O comércio consegue ter uma recuperação mais rápida, porque você tem um consumo ainda que consegue se manter e agora, a partir de abril, com a volta do auxílio emergencial mesmo com o valor menor, isso consegue manter um consumo mínimo das famílias mais vulneráveis e dá para ir mantendo o setor em um bom ritmo de crescimento.  

Agora, como é um setor que, de certa forma, tem os riscos da aglomeração, ele fica muito dependente do processo de abertura. Por exemplo, agora o Estado do Ceará completou praticamente um ciclo de abertura do comércio, tanto o comércio de rua como o comércio de shopping, eles já estão funcionando quase que em horário normal. 

Mas eles ficam muito condicionados a esse processo todo. Em qualquer início de novo surto, uma nova onda, acaba voltando a ter restrições de funcionamento desse tipo de atividade que por si só, não é por causa do empresário, não é por causa dos protocolos, mas por si só ela tem uma natureza aglomerativa.  

Mas, de fato, o que está acontecendo aqui é uma recuperação mais rápida desse setor, até pela existência de uma demanda reprimida, quando o setor abre, as pessoas retomam as compras. 

Você mencionou esse risco sanitário. Os setores de serviços e turismo talvez sejam os mais prejudicados por conta desse fator. Quais as perspectivas de retomada para eles?

Essas atividades, o setor de serviço, essa parte de restaurantes, de bares, a parte de salão de beleza, a parte de turismo, de viagens, ficam muito condicionados, realmente, à recuperação da economia no sentido de uma volta a uma anormalidade. Eu não gosto nem de falar de normalidade, porque agora a gente não sabe como vai ficar o mundo pós-pandemia. O que a gente tinha como normalidade antes pode não ser a normalidade do futuro.  

Mas esses setores, eu acho que só vão ter recuperação plena mesmo quando a população estiver vacinada naquele nível que se considera imunidade de rebanho.

Não é à toa que, quando eu estava citando as medidas do governador para mitigar os efeitos da pandemia, eu citei o auxílio que ele criou para os trabalhadores da área de cultura, da área de eventos, da área de bares, restaurantes, alimentação fora do lar. Todos esses trabalhadores tiveram a oportunidade de entrar em um edital de seleção para receber um auxílio no valor de R$ 500 por dois meses. 

São setores claramente muito atingidos e, como a recuperação depende dessa volta à normalidade, então talvez projetar crescimento nesse setor só para o final do segundo semestre e talvez mais acentuada mesmo só em 2022. 
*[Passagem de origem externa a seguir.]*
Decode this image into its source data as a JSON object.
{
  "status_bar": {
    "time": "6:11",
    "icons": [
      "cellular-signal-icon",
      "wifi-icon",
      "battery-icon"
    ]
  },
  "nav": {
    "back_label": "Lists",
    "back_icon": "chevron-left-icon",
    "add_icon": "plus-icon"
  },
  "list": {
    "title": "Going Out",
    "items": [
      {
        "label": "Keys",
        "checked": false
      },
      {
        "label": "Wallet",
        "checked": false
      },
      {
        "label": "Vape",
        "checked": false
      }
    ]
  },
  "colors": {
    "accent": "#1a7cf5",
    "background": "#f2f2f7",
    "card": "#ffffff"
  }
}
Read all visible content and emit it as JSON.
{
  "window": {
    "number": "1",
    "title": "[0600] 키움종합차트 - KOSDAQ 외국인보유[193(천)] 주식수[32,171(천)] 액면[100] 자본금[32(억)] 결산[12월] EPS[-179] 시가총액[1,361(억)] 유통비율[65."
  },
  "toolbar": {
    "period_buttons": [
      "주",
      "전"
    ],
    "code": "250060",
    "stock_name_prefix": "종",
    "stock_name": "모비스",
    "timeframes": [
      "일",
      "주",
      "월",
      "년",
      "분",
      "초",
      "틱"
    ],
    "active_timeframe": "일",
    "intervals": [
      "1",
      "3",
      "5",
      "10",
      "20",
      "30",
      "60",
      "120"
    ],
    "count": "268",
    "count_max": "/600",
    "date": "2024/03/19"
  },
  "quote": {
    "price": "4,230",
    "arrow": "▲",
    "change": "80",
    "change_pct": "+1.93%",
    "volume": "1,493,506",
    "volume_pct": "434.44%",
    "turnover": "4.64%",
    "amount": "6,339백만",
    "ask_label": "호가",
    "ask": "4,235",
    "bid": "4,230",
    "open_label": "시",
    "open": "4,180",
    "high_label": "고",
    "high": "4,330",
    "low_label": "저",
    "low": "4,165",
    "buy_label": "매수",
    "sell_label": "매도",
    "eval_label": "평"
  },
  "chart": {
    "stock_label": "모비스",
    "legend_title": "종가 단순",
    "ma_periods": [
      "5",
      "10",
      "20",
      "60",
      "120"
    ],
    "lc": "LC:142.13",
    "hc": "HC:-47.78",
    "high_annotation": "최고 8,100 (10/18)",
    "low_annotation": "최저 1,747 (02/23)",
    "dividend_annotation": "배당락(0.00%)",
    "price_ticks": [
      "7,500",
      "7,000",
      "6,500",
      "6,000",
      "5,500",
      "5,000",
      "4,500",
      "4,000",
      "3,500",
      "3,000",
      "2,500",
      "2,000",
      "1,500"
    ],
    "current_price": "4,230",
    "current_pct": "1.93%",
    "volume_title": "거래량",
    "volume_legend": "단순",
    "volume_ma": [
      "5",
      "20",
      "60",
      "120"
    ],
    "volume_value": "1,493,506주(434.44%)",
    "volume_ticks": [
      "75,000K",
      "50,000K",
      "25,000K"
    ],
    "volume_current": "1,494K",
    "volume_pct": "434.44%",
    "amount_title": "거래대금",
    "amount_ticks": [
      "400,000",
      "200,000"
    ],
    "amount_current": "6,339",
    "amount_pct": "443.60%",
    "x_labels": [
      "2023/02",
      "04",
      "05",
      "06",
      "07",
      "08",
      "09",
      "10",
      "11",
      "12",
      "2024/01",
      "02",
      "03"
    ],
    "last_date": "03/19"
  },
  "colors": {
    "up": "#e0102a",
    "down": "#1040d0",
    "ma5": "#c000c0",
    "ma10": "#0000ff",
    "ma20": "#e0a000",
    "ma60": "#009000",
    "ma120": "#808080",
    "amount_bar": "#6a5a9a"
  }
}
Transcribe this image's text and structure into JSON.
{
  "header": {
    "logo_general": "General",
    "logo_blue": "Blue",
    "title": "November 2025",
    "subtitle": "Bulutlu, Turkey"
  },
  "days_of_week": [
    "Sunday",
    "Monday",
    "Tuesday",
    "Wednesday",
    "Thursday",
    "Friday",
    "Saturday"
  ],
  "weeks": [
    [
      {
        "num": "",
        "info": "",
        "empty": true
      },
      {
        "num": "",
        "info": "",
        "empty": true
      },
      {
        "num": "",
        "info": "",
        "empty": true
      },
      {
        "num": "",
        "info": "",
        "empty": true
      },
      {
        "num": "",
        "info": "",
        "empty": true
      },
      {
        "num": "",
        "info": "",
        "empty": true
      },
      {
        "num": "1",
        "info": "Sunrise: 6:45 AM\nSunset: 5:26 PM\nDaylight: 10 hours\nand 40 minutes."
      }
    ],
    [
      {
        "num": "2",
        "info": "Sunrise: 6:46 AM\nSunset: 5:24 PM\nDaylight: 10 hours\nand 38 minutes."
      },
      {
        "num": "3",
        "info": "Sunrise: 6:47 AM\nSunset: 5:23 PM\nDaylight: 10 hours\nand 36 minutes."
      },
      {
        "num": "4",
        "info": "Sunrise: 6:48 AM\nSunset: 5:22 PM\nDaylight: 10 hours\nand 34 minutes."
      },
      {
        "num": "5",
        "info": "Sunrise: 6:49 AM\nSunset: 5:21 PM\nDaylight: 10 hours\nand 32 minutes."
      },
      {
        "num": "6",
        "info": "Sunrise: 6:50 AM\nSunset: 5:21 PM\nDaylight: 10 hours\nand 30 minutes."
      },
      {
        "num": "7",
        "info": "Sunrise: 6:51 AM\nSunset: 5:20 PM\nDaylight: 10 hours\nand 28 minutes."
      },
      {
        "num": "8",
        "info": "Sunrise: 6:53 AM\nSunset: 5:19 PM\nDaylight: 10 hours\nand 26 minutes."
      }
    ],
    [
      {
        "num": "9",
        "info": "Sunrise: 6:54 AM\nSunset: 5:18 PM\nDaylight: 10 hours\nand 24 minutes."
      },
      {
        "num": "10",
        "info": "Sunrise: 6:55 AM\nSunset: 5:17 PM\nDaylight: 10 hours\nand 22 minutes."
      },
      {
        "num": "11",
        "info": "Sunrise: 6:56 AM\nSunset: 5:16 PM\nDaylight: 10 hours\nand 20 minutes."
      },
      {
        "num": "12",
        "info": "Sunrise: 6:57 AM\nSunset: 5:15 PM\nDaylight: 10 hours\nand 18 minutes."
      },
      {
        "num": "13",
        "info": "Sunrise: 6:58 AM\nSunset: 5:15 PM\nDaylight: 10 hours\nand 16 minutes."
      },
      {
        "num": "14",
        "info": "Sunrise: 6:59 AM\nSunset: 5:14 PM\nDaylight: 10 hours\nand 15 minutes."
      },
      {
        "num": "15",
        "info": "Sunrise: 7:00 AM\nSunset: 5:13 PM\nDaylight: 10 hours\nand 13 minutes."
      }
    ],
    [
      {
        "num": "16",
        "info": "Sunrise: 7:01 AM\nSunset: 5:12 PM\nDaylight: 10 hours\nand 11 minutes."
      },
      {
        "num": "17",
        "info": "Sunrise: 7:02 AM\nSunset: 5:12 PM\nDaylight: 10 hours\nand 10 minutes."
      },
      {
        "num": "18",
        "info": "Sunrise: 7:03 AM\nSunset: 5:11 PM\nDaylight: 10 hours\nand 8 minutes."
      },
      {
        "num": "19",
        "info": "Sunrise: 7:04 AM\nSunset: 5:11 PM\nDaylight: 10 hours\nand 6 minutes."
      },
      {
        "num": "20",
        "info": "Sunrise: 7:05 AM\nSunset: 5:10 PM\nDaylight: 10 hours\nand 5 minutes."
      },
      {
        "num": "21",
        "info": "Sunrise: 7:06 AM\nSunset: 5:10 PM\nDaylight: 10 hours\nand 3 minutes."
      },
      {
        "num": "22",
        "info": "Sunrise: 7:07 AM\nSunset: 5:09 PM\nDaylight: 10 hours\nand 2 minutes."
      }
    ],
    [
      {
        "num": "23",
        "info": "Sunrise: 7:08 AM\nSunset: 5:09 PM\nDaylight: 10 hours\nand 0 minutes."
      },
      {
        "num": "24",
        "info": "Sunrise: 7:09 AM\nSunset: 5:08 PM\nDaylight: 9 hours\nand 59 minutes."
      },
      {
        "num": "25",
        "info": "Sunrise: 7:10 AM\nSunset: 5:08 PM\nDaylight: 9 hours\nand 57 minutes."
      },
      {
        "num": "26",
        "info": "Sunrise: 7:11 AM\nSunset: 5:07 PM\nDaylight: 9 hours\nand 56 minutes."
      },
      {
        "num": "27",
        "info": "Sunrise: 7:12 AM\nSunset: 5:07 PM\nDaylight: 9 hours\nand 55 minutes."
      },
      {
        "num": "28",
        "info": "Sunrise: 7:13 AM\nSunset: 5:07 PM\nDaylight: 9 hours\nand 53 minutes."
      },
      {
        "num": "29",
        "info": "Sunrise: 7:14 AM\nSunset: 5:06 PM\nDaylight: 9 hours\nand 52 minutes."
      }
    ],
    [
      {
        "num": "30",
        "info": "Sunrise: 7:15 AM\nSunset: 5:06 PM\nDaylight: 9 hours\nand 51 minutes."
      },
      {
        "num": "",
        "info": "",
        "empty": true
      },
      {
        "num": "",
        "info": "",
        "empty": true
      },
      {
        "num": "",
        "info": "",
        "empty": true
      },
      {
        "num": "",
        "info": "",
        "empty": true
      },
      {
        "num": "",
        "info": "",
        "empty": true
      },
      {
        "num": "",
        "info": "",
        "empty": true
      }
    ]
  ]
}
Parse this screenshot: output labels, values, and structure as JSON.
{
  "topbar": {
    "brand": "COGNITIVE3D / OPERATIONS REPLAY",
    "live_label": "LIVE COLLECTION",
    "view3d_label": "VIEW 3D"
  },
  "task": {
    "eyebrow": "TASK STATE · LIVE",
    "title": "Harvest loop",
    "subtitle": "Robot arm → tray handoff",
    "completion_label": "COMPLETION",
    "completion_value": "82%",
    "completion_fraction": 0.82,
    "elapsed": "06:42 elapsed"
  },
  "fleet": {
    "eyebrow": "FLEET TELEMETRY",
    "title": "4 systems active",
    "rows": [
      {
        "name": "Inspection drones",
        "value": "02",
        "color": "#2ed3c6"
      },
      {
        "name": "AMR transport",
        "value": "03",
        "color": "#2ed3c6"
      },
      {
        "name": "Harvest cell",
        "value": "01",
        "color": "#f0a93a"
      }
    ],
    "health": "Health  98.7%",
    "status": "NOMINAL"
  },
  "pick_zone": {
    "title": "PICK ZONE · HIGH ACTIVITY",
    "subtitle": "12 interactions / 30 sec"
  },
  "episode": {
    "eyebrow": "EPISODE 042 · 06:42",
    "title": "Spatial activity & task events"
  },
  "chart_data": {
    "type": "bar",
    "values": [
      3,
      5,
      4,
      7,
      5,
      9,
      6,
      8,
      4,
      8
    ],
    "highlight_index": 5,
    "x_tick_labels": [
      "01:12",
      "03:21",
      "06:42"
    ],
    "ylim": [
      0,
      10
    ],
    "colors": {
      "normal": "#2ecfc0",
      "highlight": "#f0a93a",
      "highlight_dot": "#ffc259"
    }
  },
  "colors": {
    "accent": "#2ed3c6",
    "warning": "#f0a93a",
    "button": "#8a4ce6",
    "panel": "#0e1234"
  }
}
O Ceará vinha com uma trajetória de saldo positivo de empregos desde agosto do ano passado que foi interrompida em março, mas voltou a ficar no azul em abril. Essa interrupção causa preocupação? É possível que tenhamos um cenário ainda mais desafiador no mercado de trabalho? 

Essa pausa que ocorreu, essa interrupção de saltos positivos, já era mais ou menos prevista, porque foi exatamente no momento de maior restrição no funcionamento das atividades econômicas não essenciais. Então, era natural que, nesse processo, houvesse uma diminuição dos empregos formais.  

O que o Estado tem que ter mais atenção, na questão do mercado de trabalho, é que o Ceará ainda tem um mercado informal muito grande. Quando a gente compara os trabalhadores que estão no setor formal e no setor informal, o setor informal predomina.  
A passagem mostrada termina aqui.